I grew up with LeVar Burton. Few things invoke my nostalgia as strongly as the theme song for Reading Rainbow. It takes me back to my childhood in Minnesota and Indiana. I recall my favorite books: Big Max by Kin Platt, Mickey and the Beanstalk, The Fire Cat by Esther Averill, numerous books from the Billy and Blaze series by C.W. Anderson.

We didn’t have cable when I was growing up. My entertainment came from my great-grandmother and the many adults who read to me, and later, from the public library. I was eleven when my family moved to Shelbyville, IN, and I began to haunt the Shelby County Public Library—an old Carnegie concrete castle that filled my head with legends of Bigfoot, the Loch Ness monster, ghost stories, and westerns.

By the time I reached high school, this love for reading faded. It was an obligation—something that prevented me from watching television or listening to music. I think this has a lot to do with how reading is taught at that level. There, we’re taught that reading is about devices—tone, plot, symbol, irony, and whatever else the no-longer “New” Critics decided comprised good literature. Education has a way of paradoxically trivializing and overcomplicating the study of literature, and it’s a shame. So many people leave their final high school English class vowing to never pick up a Hawthorne, a Poe, or a Welty again. And who can blame them? When The Scarlet Letter is stripped of its real resources in order to mine it for its symbolism, does it have anything left to teach us about hypocrisy, self-righteousness, or the value of nonconformity? When reading is reducing to trite games of “find the symbol in the text,” it shifts the focus from the power of narrative to serve as a window and a mirror, to show us other worlds and other perspectives while at the same time, invoking introspection in the reader.

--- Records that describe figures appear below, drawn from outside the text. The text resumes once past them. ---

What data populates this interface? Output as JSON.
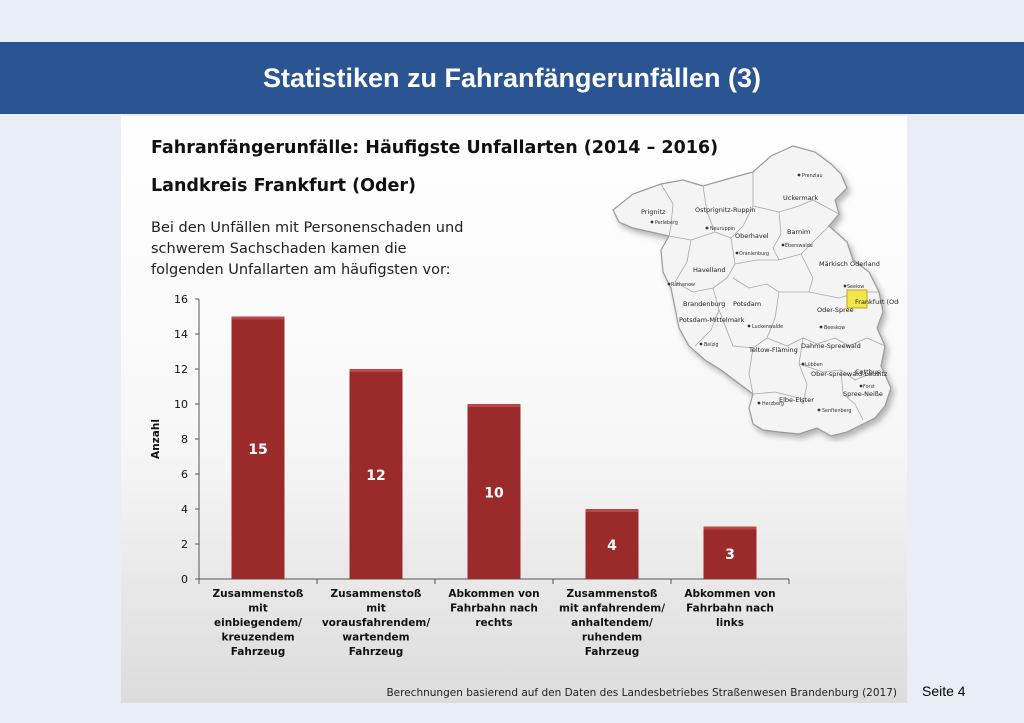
{
  "slide": {
    "title": "Statistiken zu Fahranfängerunfällen (3)",
    "page_label": "Seite 4"
  },
  "panel": {
    "heading": "Fahranfängerunfälle: Häufigste Unfallarten (2014 – 2016)",
    "subheading": "Landkreis Frankfurt (Oder)",
    "intro": "Bei den Unfällen mit Personenschaden und schwerem Sachschaden kamen die folgenden Unfallarten am häufigsten vor:",
    "source": "Berechnungen basierend auf den Daten des Landesbetriebes Straßenwesen Brandenburg (2017)"
  },
  "map": {
    "highlight_color": "#f2e64a",
    "regions": [
      "Prignitz",
      "Ostprignitz-Ruppin",
      "Uckermark",
      "Oberhavel",
      "Barnim",
      "Havelland",
      "Märkisch Oderland",
      "Brandenburg",
      "Potsdam",
      "Frankfurt (Oder)",
      "Potsdam-Mittelmark",
      "Oder-Spree",
      "Teltow-Fläming",
      "Dahme-Spreewald",
      "Ober-spreewald-Lausitz",
      "Cottbus",
      "Spree-Neiße",
      "Elbe-Elster"
    ],
    "towns": [
      "Prenzlau",
      "Perleberg",
      "Neuruppin",
      "Eberswalde",
      "Oranienburg",
      "Rathenow",
      "Seelow",
      "Beeskow",
      "Luckenwalde",
      "Belzig",
      "Lübben",
      "Forst",
      "Senftenberg",
      "Herzberg"
    ]
  },
  "chart_data": {
    "type": "bar",
    "title": "",
    "xlabel": "",
    "ylabel": "Anzahl",
    "ylim": [
      0,
      16
    ],
    "yticks": [
      0,
      2,
      4,
      6,
      8,
      10,
      12,
      14,
      16
    ],
    "grid": false,
    "bar_color": "#9b2b2b",
    "categories": [
      [
        "Zusammenstoß",
        "mit",
        "einbiegendem/",
        "kreuzendem",
        "Fahrzeug"
      ],
      [
        "Zusammenstoß",
        "mit",
        "vorausfahrendem/",
        "wartendem",
        "Fahrzeug"
      ],
      [
        "Abkommen von",
        "Fahrbahn nach",
        "rechts"
      ],
      [
        "Zusammenstoß",
        "mit anfahrendem/",
        "anhaltendem/",
        "ruhendem",
        "Fahrzeug"
      ],
      [
        "Abkommen von",
        "Fahrbahn nach",
        "links"
      ]
    ],
    "values": [
      15,
      12,
      10,
      4,
      3
    ]
  }
}
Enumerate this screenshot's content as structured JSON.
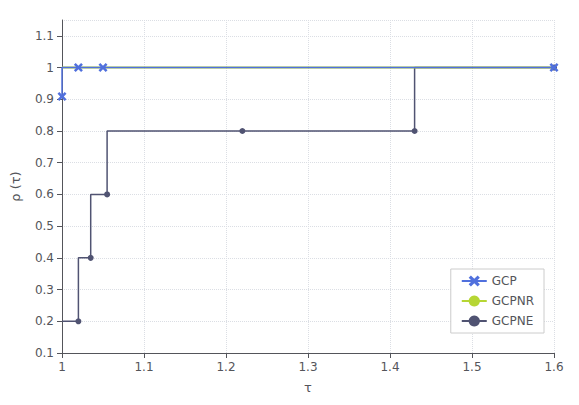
{
  "chart_data": {
    "type": "line",
    "xlabel": "τ",
    "ylabel": "ρ (τ)",
    "xlim": [
      1.0,
      1.6
    ],
    "ylim": [
      0.1,
      1.15
    ],
    "xticks": [
      1.0,
      1.1,
      1.2,
      1.3,
      1.4,
      1.5,
      1.6
    ],
    "yticks": [
      0.1,
      0.2,
      0.3,
      0.4,
      0.5,
      0.6,
      0.7,
      0.8,
      0.9,
      1.0,
      1.1
    ],
    "grid": true,
    "legend": "lower right",
    "series": [
      {
        "name": "GCP",
        "marker": "x",
        "x": [
          1.0,
          1.0,
          1.02,
          1.02,
          1.05,
          1.6
        ],
        "values": [
          0.909,
          1.0,
          1.0,
          1.0,
          1.0,
          1.0
        ],
        "marker_x": [
          1.0,
          1.02,
          1.05,
          1.6
        ],
        "marker_values": [
          0.909,
          1.0,
          1.0,
          1.0
        ]
      },
      {
        "name": "GCPNR",
        "x": [
          1.0,
          1.6
        ],
        "values": [
          1.0,
          1.0
        ]
      },
      {
        "name": "GCPNE",
        "marker": "dot",
        "x": [
          1.0,
          1.02,
          1.02,
          1.035,
          1.035,
          1.055,
          1.055,
          1.22,
          1.22,
          1.43,
          1.43,
          1.6
        ],
        "values": [
          0.2,
          0.2,
          0.4,
          0.4,
          0.6,
          0.6,
          0.8,
          0.8,
          0.8,
          0.8,
          1.0,
          1.0
        ],
        "marker_x": [
          1.02,
          1.035,
          1.055,
          1.22,
          1.43,
          1.6
        ],
        "marker_values": [
          0.2,
          0.4,
          0.6,
          0.8,
          0.8,
          1.0
        ]
      }
    ]
  }
}
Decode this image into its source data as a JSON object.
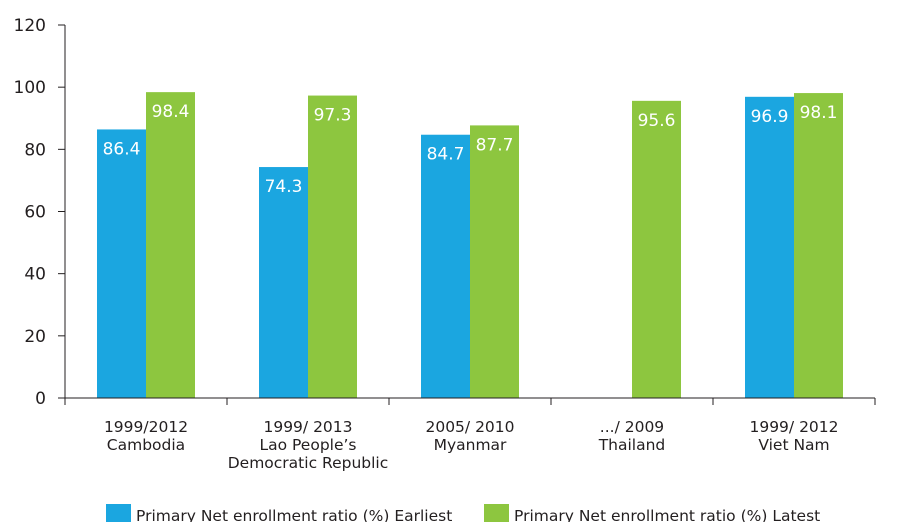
{
  "chart_data": {
    "type": "bar",
    "categories": [
      [
        "1999/2012",
        "Cambodia"
      ],
      [
        "1999/ 2013",
        "Lao People’s",
        "Democratic Republic"
      ],
      [
        "2005/ 2010",
        "Myanmar"
      ],
      [
        ".../ 2009",
        "Thailand"
      ],
      [
        "1999/ 2012",
        "Viet Nam"
      ]
    ],
    "series": [
      {
        "name": "Primary Net enrollment ratio (%) Earliest",
        "color": "#1ba6e0",
        "values": [
          86.4,
          74.3,
          84.7,
          null,
          96.9
        ]
      },
      {
        "name": "Primary Net enrollment ratio (%) Latest",
        "color": "#8dc63f",
        "values": [
          98.4,
          97.3,
          87.7,
          95.6,
          98.1
        ]
      }
    ],
    "data_labels": [
      [
        "86.4",
        "74.3",
        "84.7",
        "",
        "96.9"
      ],
      [
        "98.4",
        "97.3",
        "87.7",
        "95.6",
        "98.1"
      ]
    ],
    "yticks": [
      "0",
      "20",
      "40",
      "60",
      "80",
      "100",
      "120"
    ],
    "ylim": [
      0,
      120
    ],
    "legend_position": "bottom",
    "title": "",
    "xlabel": "",
    "ylabel": ""
  }
}
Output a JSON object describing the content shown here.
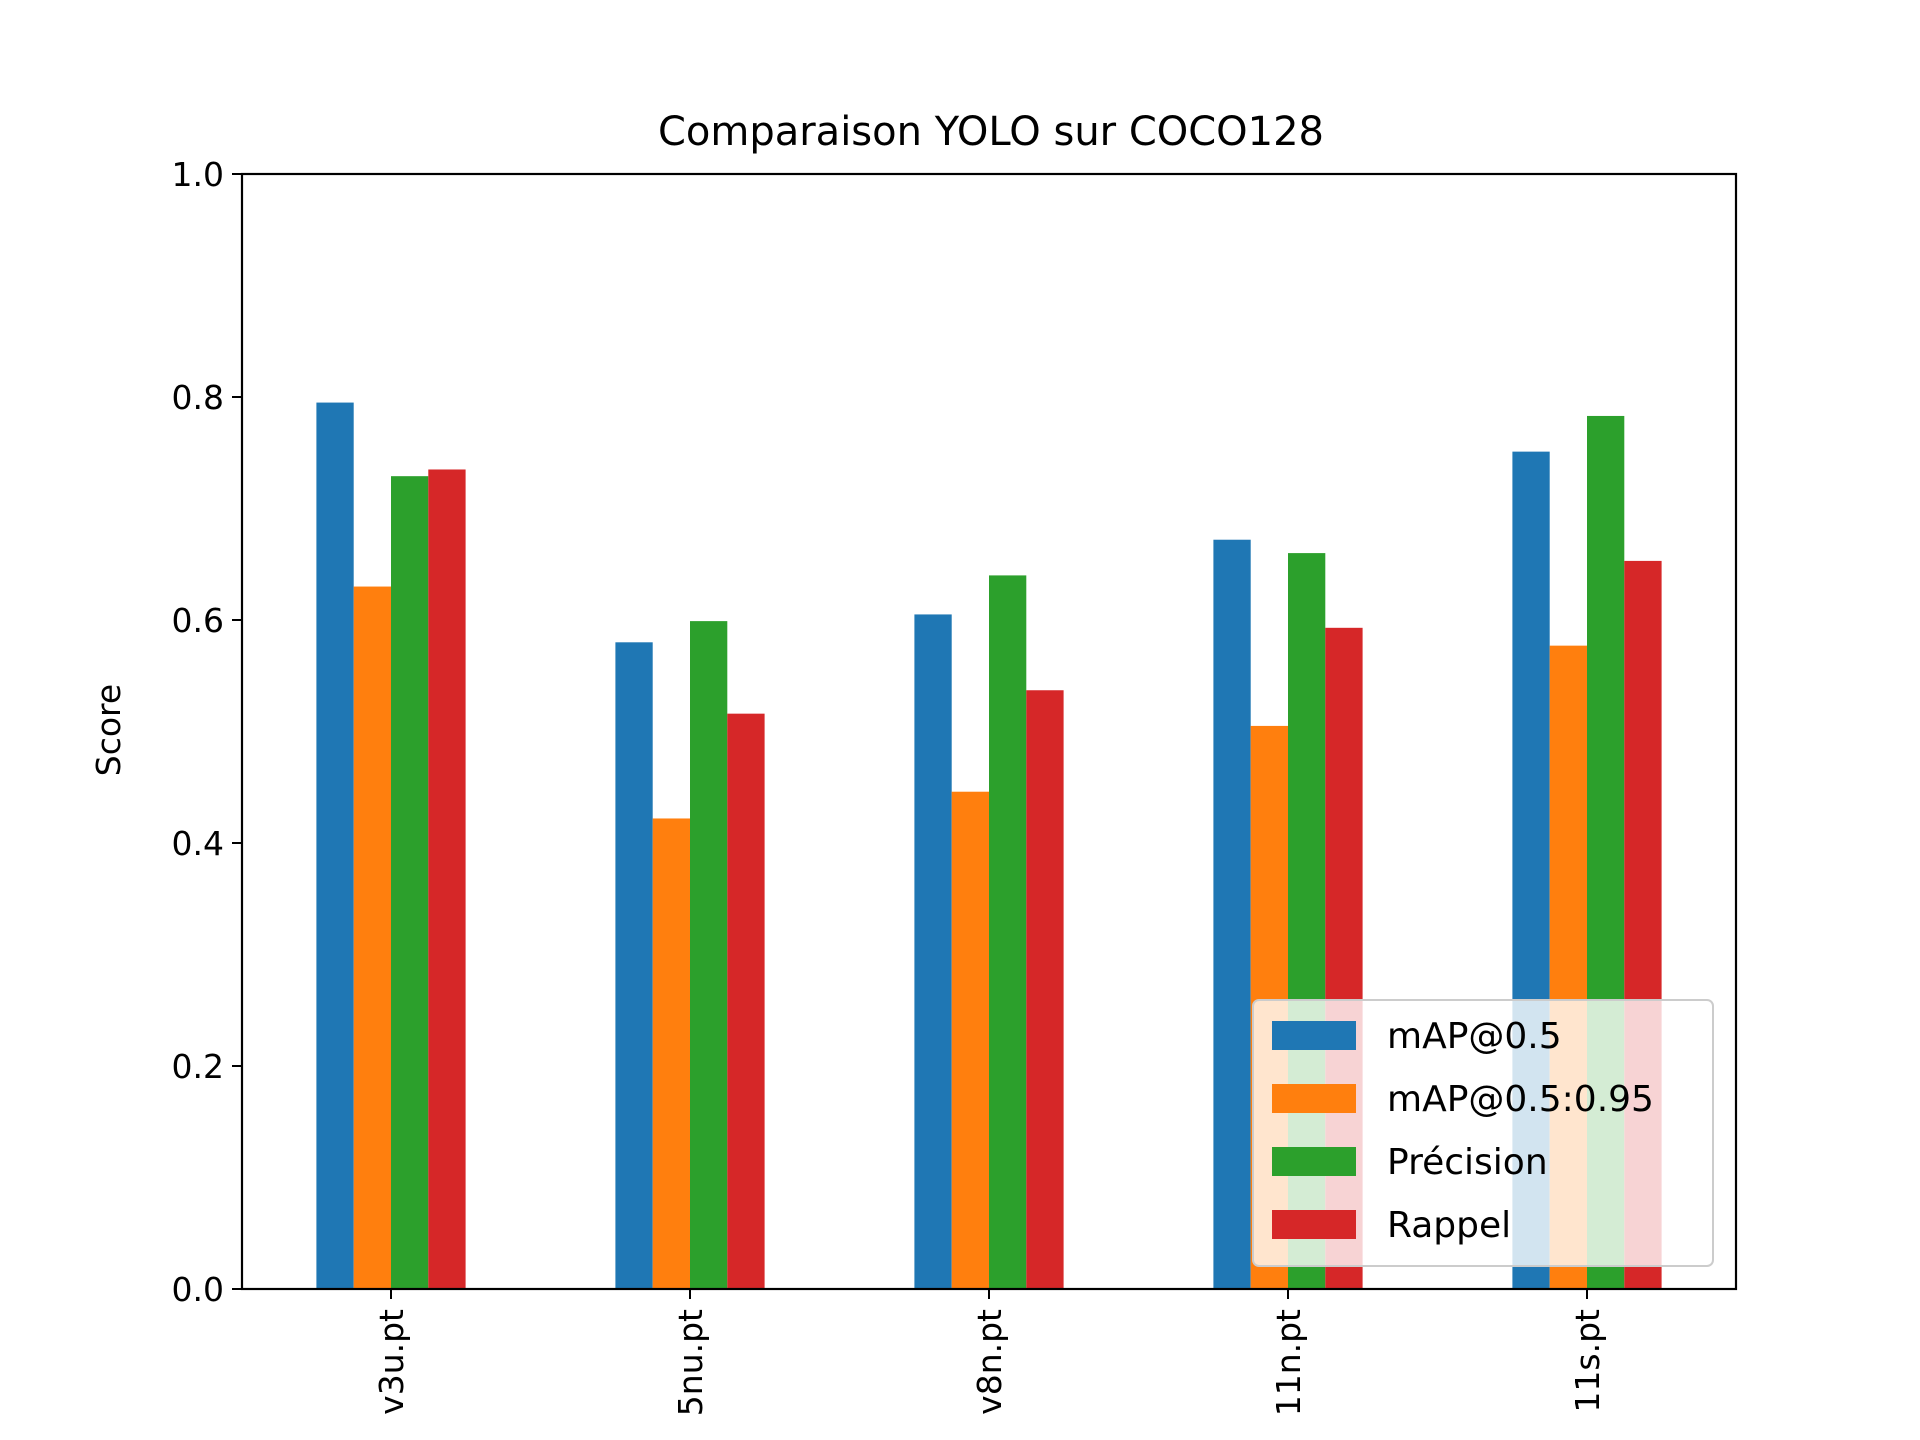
{
  "chart_data": {
    "type": "bar",
    "title": "Comparaison YOLO sur COCO128",
    "xlabel": "",
    "ylabel": "Score",
    "ylim": [
      0,
      1.0
    ],
    "yticks": [
      "0.0",
      "0.2",
      "0.4",
      "0.6",
      "0.8",
      "1.0"
    ],
    "categories": [
      "v3u.pt",
      "5nu.pt",
      "v8n.pt",
      "11n.pt",
      "11s.pt"
    ],
    "series": [
      {
        "name": "mAP@0.5",
        "color": "#1f77b4",
        "values": [
          0.795,
          0.58,
          0.605,
          0.672,
          0.751
        ]
      },
      {
        "name": "mAP@0.5:0.95",
        "color": "#ff7f0e",
        "values": [
          0.63,
          0.422,
          0.446,
          0.505,
          0.577
        ]
      },
      {
        "name": "Précision",
        "color": "#2ca02c",
        "values": [
          0.729,
          0.599,
          0.64,
          0.66,
          0.783
        ]
      },
      {
        "name": "Rappel",
        "color": "#d62728",
        "values": [
          0.735,
          0.516,
          0.537,
          0.593,
          0.653
        ]
      }
    ],
    "legend": "lower-right",
    "grid": false
  }
}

Things have changed significantly since I was in high school. Many of us are constantly looking at our screens, decoding symbols, reading and watching material that caters to our preferences. Our biases are constantly validated thanks to what Siva Vaidhyanathan deemed “the Googlization of everything.”[1] Yet, in the midst of this, Ray Bradbury’s Fahrenheit 451—classic tale of authoritarian government overreach and cultural devaluing of literacy culminating in censorship and book burning—remains a bestseller after nearly seven decades in print. Today, books are being banned[2] and challenged by parents and politicians who don’t read; perspectives on race, gender, and identity are being silenced before they’re heard. We live in a world where complexity is avoided at all costs, and nuance is becoming extinct; where a large swath of the public cannot discern between the value of peer-reviewed research and anecdotal evidence; where 54% of adults read below a sixth-grade level; where 21% of the American adult population is categorized as having “low level English literacy”; where more than 4% of adults are functionally illiterate.[3]

This is a bleak prognosis, and I can’t help but worry that we are living in the very future Bradbury tried to imagine and prevent.

And, it would be naïve of me to suggest that there is a silver bullet to this problem—that reading broadly will solve all of our ills. It will not. But, if we work to create a culture that values (rather than disdains) the power of the written word, then we’ll have taken an important first step toward turning the tide of the declining literacy rates in the United States. In Bradbury’s dark future of Fahrenheit 451, the authorities let you ask how a thing is done, but you must never ask why. In charting our forward paths, we must be careful to ask both questions.

[1] Siva Vaidhyanathan, The Googlization of Everything: (And Why We Should Worry) (Berkeley: University of California Press, 2012).